When the accident report was finally declassified in 2004, it contained no details whatsoever about secret equipment. According to the ACLU, the government’s true motivation in asserting the state secrets privilege was to cover up its own negligence.

But the case did serve to make the state secrets privilege a judicially recognized extension of presidential power and it set a standard that held for decades — that information could be withheld whenever there was “reasonable danger” of exposing information that should not be divulged for national security reasons.

Reliance on the privilege became both more common and more controversial during the George W. Bush administration, when the government invoked it to block lawsuits by people who claimed that they had been illegally wiretapped or tortured as part of the government’s counterterrorism efforts.

Former Attorney General Eric Holder’s policy, announced in the fall of 2009, mandated that military and intelligence agencies get the attorney general’s personal approval if they wanted to assert the privilege.

“The department is adopting these policies and procedures to strengthen public confidence that the U.S. government will invoke the privilege in court only when genuine and significant harm to national defense or foreign relations is at stake and only to the extent necessary to safeguard those interests,” Holder wrote at the time, as reported by The New York Times.

Under Holder’s policy, if an agency like the National Security Agency or the Central Intelligence Agency wanted to block evidence or a lawsuit on state secrets grounds, it would present an evidentiary memorandum describing its reasons to the assistant attorney general for the division handling the lawsuit in question.

If that official recommended approving the request, it would be sent on to a review committee made up of high-level Justice Department officials, and then to the attorney general and the deputy attorney general. 

All those officials would be charged with deciding whether the disclosure of information would risk “significant harm” to national security, and they would be instructed to seek a way to avoid shutting down the entire lawsuit if possible.

If the Justice Department signed off on asserting the privilege, the head of the agency controlling the information would sign a classified memorandum to be filed with a court explaining in detail the government’s reasoning.
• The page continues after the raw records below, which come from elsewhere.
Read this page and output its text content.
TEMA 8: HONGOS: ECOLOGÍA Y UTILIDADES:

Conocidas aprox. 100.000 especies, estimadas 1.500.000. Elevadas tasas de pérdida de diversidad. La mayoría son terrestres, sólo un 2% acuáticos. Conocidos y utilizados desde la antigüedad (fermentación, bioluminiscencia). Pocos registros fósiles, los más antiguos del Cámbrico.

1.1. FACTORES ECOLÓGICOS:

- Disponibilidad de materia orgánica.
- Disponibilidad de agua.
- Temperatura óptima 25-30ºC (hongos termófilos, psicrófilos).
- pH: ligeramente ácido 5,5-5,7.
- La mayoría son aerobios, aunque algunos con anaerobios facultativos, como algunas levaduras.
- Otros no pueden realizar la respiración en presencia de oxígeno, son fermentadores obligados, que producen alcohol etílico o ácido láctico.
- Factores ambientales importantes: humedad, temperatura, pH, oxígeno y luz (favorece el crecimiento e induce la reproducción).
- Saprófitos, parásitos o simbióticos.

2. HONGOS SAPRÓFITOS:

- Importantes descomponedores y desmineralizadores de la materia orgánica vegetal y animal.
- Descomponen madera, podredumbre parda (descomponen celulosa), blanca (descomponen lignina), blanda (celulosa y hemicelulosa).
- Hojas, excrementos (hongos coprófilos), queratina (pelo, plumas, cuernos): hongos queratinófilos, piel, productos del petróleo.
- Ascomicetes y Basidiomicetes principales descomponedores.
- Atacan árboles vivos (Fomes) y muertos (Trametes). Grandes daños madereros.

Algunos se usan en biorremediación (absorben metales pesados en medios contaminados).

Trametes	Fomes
A judge could request access to particular pieces of underlying evidence.

The policy was silent on whether the government would comply, and officials said such requests would be evaluated on a case-by-case basis. 

The new policy would also direct the Justice Department to reject a request to use the privilege if officials decide the motivation for doing so is to “conceal violations of the law, inefficiency or administrative error” or to “prevent embarrassment,” The New York Times reported.
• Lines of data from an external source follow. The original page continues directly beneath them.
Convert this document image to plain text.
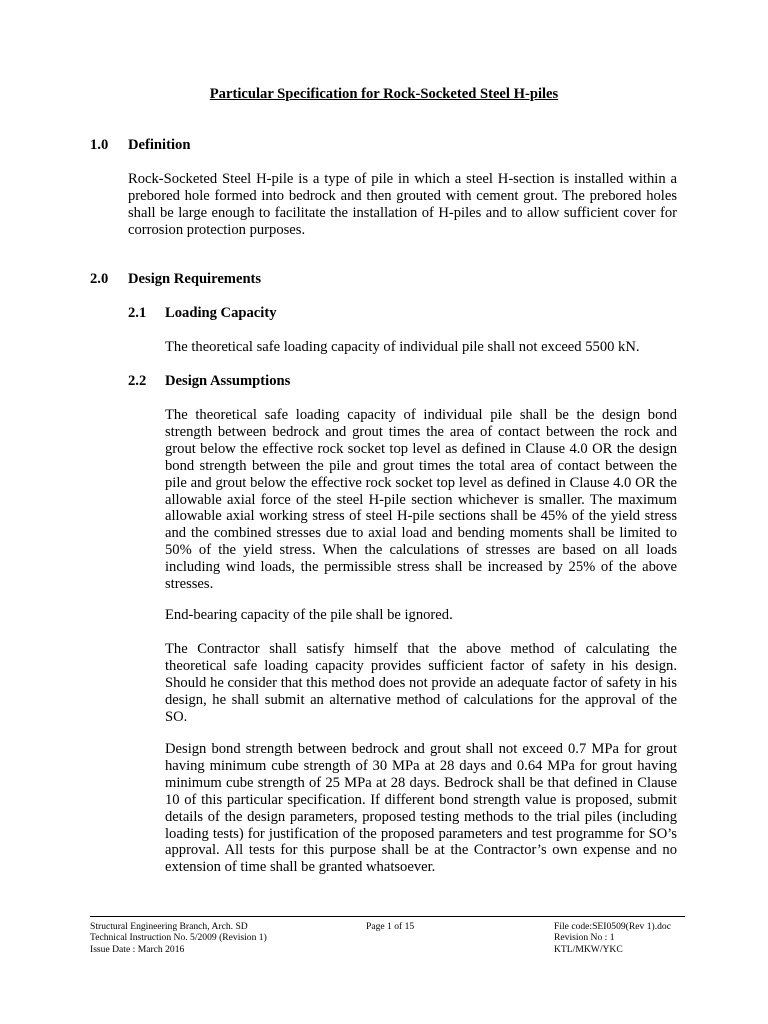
Particular Specification for Rock-Socketed Steel H-piles
1.0 Definition

Rock-Socketed Steel H-pile is a type of pile in which a steel H-section is installed within a prebored hole formed into bedrock and then grouted with cement grout. The prebored holes shall be large enough to facilitate the installation of H-piles and to allow sufficient cover for corrosion protection purposes.

2.0 Design Requirements
2.1 Loading Capacity

The theoretical safe loading capacity of individual pile shall not exceed 5500 kN.

2.2 Design Assumptions

The theoretical safe loading capacity of individual pile shall be the design bond strength between bedrock and grout times the area of contact between the rock and grout below the effective rock socket top level as defined in Clause 4.0 OR the design bond strength between the pile and grout times the total area of contact between the pile and grout below the effective rock socket top level as defined in Clause 4.0 OR the allowable axial force of the steel H-pile section whichever is smaller. The maximum allowable axial working stress of steel H-pile sections shall be 45% of the yield stress and the combined stresses due to axial load and bending moments shall be limited to 50% of the yield stress. When the calculations of stresses are based on all loads including wind loads, the permissible stress shall be increased by 25% of the above stresses.

End-bearing capacity of the pile shall be ignored.

The Contractor shall satisfy himself that the above method of calculating the theoretical safe loading capacity provides sufficient factor of safety in his design. Should he consider that this method does not provide an adequate factor of safety in his design, he shall submit an alternative method of calculations for the approval of the SO.

Design bond strength between bedrock and grout shall not exceed 0.7 MPa for grout having minimum cube strength of 30 MPa at 28 days and 0.64 MPa for grout having minimum cube strength of 25 MPa at 28 days. Bedrock shall be that defined in Clause 10 of this particular specification. If different bond strength value is proposed, submit details of the design parameters, proposed testing methods to the trial piles (including loading tests) for justification of the proposed parameters and test programme for SO’s approval. All tests for this purpose shall be at the Contractor’s own expense and no extension of time shall be granted whatsoever.

Structural Engineering Branch, Arch. SD
Technical Instruction No. 5/2009 (Revision 1)
Issue Date : March 2016
Page 1 of 15	File code:SEI0509(Rev 1).doc
Revision No : 1
KTL/MKW/YKC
In recent years the state secrets privilege has been at the center of a legal dispute between the families of 9/11 victims and the U.S. government over the families’ seeking information about possible connections between the Saudi government and the hijackers who attacked the World Trade Center and the Pentagon.
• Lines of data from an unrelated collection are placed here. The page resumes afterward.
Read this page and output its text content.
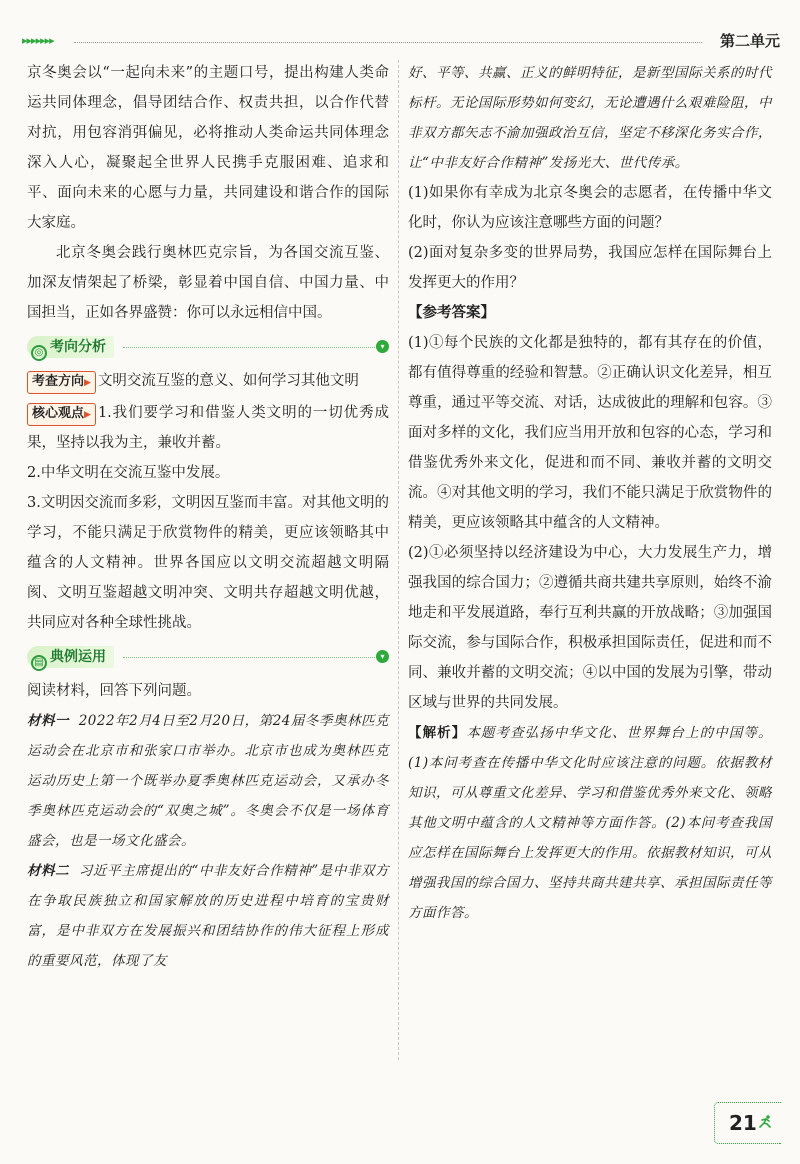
▸▸▸▸▸▸▸	第二单元

京冬奥会以“一起向未来”的主题口号，提出构建人类命运共同体理念，倡导团结合作、权责共担，以合作代替对抗，用包容消弭偏见，必将推动人类命运共同体理念深入人心，凝聚起全世界人民携手克服困难、追求和平、面向未来的心愿与力量，共同建设和谐合作的国际大家庭。

北京冬奥会践行奥林匹克宗旨，为各国交流互鉴、加深友情架起了桥梁，彰显着中国自信、中国力量、中国担当，正如各界盛赞：你可以永远相信中国。

◎ 考向分析	▾

考查方向▶ 文明交流互鉴的意义、如何学习其他文明

核心观点▶ 1.我们要学习和借鉴人类文明的一切优秀成果，坚持以我为主，兼收并蓄。

2.中华文明在交流互鉴中发展。

3.文明因交流而多彩，文明因互鉴而丰富。对其他文明的学习，不能只满足于欣赏物件的精美，更应该领略其中蕴含的人文精神。世界各国应以文明交流超越文明隔阂、文明互鉴超越文明冲突、文明共存超越文明优越，共同应对各种全球性挑战。

▤ 典例运用	▾

阅读材料，回答下列问题。

材料一 2022年2月4日至2月20日，第24届冬季奥林匹克运动会在北京市和张家口市举办。北京市也成为奥林匹克运动历史上第一个既举办夏季奥林匹克运动会，又承办冬季奥林匹克运动会的“双奥之城”。冬奥会不仅是一场体育盛会，也是一场文化盛会。

材料二 习近平主席提出的“中非友好合作精神”是中非双方在争取民族独立和国家解放的历史进程中培育的宝贵财富，是中非双方在发展振兴和团结协作的伟大征程上形成的重要风范，体现了友

好、平等、共赢、正义的鲜明特征，是新型国际关系的时代标杆。无论国际形势如何变幻，无论遭遇什么艰难险阻，中非双方都矢志不渝加强政治互信，坚定不移深化务实合作，让“中非友好合作精神”发扬光大、世代传承。

(1)如果你有幸成为北京冬奥会的志愿者，在传播中华文化时，你认为应该注意哪些方面的问题？

(2)面对复杂多变的世界局势，我国应怎样在国际舞台上发挥更大的作用？

【参考答案】

(1)①每个民族的文化都是独特的，都有其存在的价值，都有值得尊重的经验和智慧。②正确认识文化差异，相互尊重，通过平等交流、对话，达成彼此的理解和包容。③面对多样的文化，我们应当用开放和包容的心态，学习和借鉴优秀外来文化，促进和而不同、兼收并蓄的文明交流。④对其他文明的学习，我们不能只满足于欣赏物件的精美，更应该领略其中蕴含的人文精神。

(2)①必须坚持以经济建设为中心，大力发展生产力，增强我国的综合国力；②遵循共商共建共享原则，始终不渝地走和平发展道路，奉行互利共赢的开放战略；③加强国际交流，参与国际合作，积极承担国际责任，促进和而不同、兼收并蓄的文明交流；④以中国的发展为引擎，带动区域与世界的共同发展。

【解析】本题考查弘扬中华文化、世界舞台上的中国等。(1)本问考查在传播中华文化时应该注意的问题。依据教材知识，可从尊重文化差异、学习和借鉴优秀外来文化、领略其他文明中蕴含的人文精神等方面作答。(2)本问考查我国应怎样在国际舞台上发挥更大的作用。依据教材知识，可从增强我国的综合国力、坚持共商共建共享、承担国际责任等方面作答。

21
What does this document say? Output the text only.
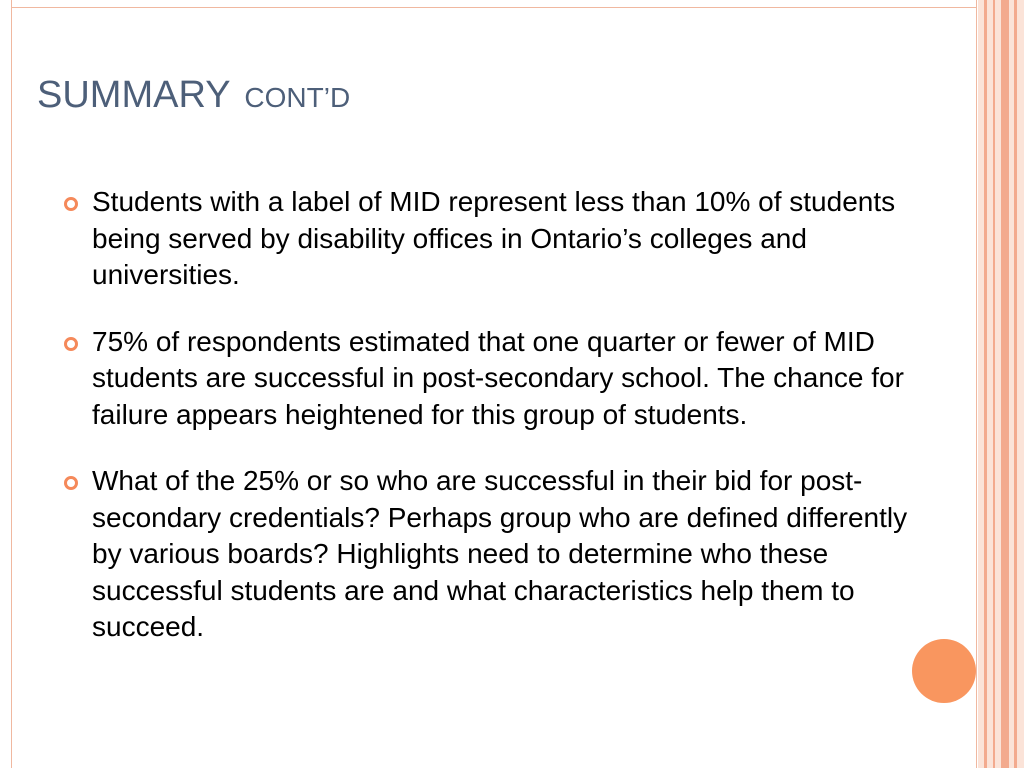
SUMMARY CONT’D
Students with a label of MID represent less than 10% of students being served by disability offices in Ontario’s colleges and universities.
75% of respondents estimated that one quarter or fewer of MID students are successful in post-secondary school. The chance for failure appears heightened for this group of students.
What of the 25% or so who are successful in their bid for post-secondary credentials? Perhaps group who are defined differently by various boards? Highlights need to determine who these successful students are and what characteristics help them to succeed.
Though former President Donald Trump initially said he supported the families, Attorney General William Barr later involved the privilege, maintaining disclosure of that information would pose a threat to national security.

In August 2021, the Biden administration, under pressure from the same 9/11 families, announced it intended to disclose some of the long-classified documents the families had wanted to see.

In a court filing at the time, the Justice Department said that the FBI had recently closed a portion of its investigation into the terrorist attacks and was beginning a review of documents that it had previously said must remain secret with an eye toward disclosing more of them.

“The FBI has decided to review its prior privilege assertions to identify additional information appropriate for disclosure,” the department said in a letter to two federal judges in Manhattan overseeing the case. “The FBI will disclose such information on a rolling basis as expeditiously as possible.”